Es wird mit Dunkelheit gearbeitet

Bildrechte Alessandro Stephan

Eine Baustelle im sommerlich warmen Gießen 2018. Genauer: eine Baustelle vom 30. Mai bis zum 3. Juni 2018. Fünf Tage gerät etwas aus den Fugen und fügt sich wieder zusammen, aber es handelt sich um keine gewöhnliche Baustelle: Die Rede ist von der Theatermaschine, die jährlich stattfindende Werkschau der Studierenden des Instituts für Angewandte Theaterwissenschaft (ATW) der Justus-Liebig-Universität Gießen – in diesem Jahr gestaltet in den Farben Schwarz und Gelb, in Form von PVC, im Stil einer Baustelle. „Dieser (Nicht-)Ort entfaltet sich im andauernden Werden und Entstehen, wobei Neues, welches ständige Veränderungen erfährt, niemals als abgeschlossen betrachtet werden kann“ (theatermaschine-giessen.de).

Die Selbstbeschreibung, zu finden beim Internetauftritt des Festivals, verspricht nicht zu viel: Zu sehen (oder besser: zu erleben) ist eine beachtliche Anzahl an Installationen, Performances, Workshops, Vorträgen, Konzerten und Kritikgesprächen. All das organisiert von den Studierenden selbst; sei es das Anfragen und Abholen von Unmengen an schwarzem und gelbem PVC von einer Kunstausstellung, sei es das Planen des Ablaufs, Buchen der Räume, die Fahrdienste immer wieder quer durch die Stadt, sei es das Kochen, die Barschichten und schließlich das Performen selbst. Es ist mehr als erstaunlich, was hier auf die Beine gestellt wurde beziehungsweise auf die Beine gestellt wird, denn kaum etwas erscheint wirklich statisch.

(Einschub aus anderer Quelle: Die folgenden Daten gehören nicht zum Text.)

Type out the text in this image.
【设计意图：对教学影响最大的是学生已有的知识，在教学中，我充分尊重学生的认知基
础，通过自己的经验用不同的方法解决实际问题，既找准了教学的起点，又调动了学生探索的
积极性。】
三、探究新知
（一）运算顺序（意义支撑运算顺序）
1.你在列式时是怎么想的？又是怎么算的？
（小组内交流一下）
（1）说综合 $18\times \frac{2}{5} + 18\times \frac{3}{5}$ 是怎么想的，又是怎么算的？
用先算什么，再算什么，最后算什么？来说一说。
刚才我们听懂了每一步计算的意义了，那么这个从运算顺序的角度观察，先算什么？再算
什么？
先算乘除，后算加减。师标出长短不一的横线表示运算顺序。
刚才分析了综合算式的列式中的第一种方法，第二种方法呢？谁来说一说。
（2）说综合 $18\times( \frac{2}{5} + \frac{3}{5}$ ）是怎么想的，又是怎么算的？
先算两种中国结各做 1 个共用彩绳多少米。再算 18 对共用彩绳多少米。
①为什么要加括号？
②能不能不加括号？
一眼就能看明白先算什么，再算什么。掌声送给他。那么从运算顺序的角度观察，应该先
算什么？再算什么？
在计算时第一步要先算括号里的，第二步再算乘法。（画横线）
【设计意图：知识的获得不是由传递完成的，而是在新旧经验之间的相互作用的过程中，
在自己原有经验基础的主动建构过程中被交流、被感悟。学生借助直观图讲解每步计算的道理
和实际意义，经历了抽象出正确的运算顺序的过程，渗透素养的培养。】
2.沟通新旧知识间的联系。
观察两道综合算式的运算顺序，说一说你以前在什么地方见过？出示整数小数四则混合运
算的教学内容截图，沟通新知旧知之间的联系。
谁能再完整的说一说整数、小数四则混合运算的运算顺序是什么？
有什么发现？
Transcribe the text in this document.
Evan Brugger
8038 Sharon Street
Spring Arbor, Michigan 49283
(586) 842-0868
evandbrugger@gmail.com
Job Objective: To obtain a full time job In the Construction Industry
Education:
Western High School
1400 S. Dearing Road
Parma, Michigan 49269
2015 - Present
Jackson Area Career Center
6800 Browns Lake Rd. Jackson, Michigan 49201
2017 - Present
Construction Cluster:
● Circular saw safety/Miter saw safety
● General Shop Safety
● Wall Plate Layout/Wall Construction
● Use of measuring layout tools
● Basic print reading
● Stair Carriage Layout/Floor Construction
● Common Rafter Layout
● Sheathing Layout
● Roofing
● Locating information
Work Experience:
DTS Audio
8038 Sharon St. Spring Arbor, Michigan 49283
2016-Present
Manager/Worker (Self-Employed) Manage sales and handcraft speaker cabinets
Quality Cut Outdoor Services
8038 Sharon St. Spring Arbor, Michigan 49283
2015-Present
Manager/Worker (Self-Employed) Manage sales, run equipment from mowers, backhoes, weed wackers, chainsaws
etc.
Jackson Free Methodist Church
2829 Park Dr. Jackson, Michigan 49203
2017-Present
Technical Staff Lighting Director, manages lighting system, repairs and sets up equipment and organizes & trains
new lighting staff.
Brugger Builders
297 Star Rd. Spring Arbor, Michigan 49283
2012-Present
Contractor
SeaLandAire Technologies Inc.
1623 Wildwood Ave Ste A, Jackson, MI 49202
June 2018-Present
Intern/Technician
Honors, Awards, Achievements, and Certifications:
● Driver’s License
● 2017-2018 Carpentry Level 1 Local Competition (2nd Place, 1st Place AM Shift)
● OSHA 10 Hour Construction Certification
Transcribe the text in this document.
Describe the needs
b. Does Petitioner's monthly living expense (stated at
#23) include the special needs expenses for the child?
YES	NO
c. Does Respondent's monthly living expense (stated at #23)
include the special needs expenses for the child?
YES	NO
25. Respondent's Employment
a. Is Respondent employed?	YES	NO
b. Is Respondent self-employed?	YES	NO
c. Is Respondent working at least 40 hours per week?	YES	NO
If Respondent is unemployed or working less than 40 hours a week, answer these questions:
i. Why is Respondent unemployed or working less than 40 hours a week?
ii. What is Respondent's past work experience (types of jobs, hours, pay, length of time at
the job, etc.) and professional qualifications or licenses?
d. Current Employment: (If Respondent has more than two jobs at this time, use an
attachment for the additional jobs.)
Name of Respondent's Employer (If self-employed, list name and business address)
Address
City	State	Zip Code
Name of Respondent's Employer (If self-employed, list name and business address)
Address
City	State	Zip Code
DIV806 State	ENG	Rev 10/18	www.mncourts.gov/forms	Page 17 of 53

Wo am Morgen des Vortags eine gut besuchte Party ihr Ende fand, können die interessierten Menschen nun eine „durational performance“, also eine Performance, die über einen langen Zeitraum von mehreren Stunden stattfindet, besuchen. „Ohhh baby baby“, so der Titel, lädt die Besucherinnen und Besucher dazu ein, sich zu schminken, einfach nur fernzusehen, die Performenden beziehungsweise Dinge in der Umgebung zu bewegen oder ähnliches zu tun. Der vormals schlicht als komplett gefliester, weißer Raum bekannte Aufführungsort hat sich in eine Art Wohnzimmer verwandelt. Das Wechselspiel von Zeit und Raum wird einem bewusst, fasziniert, banale Dinge geraten in den Fokus.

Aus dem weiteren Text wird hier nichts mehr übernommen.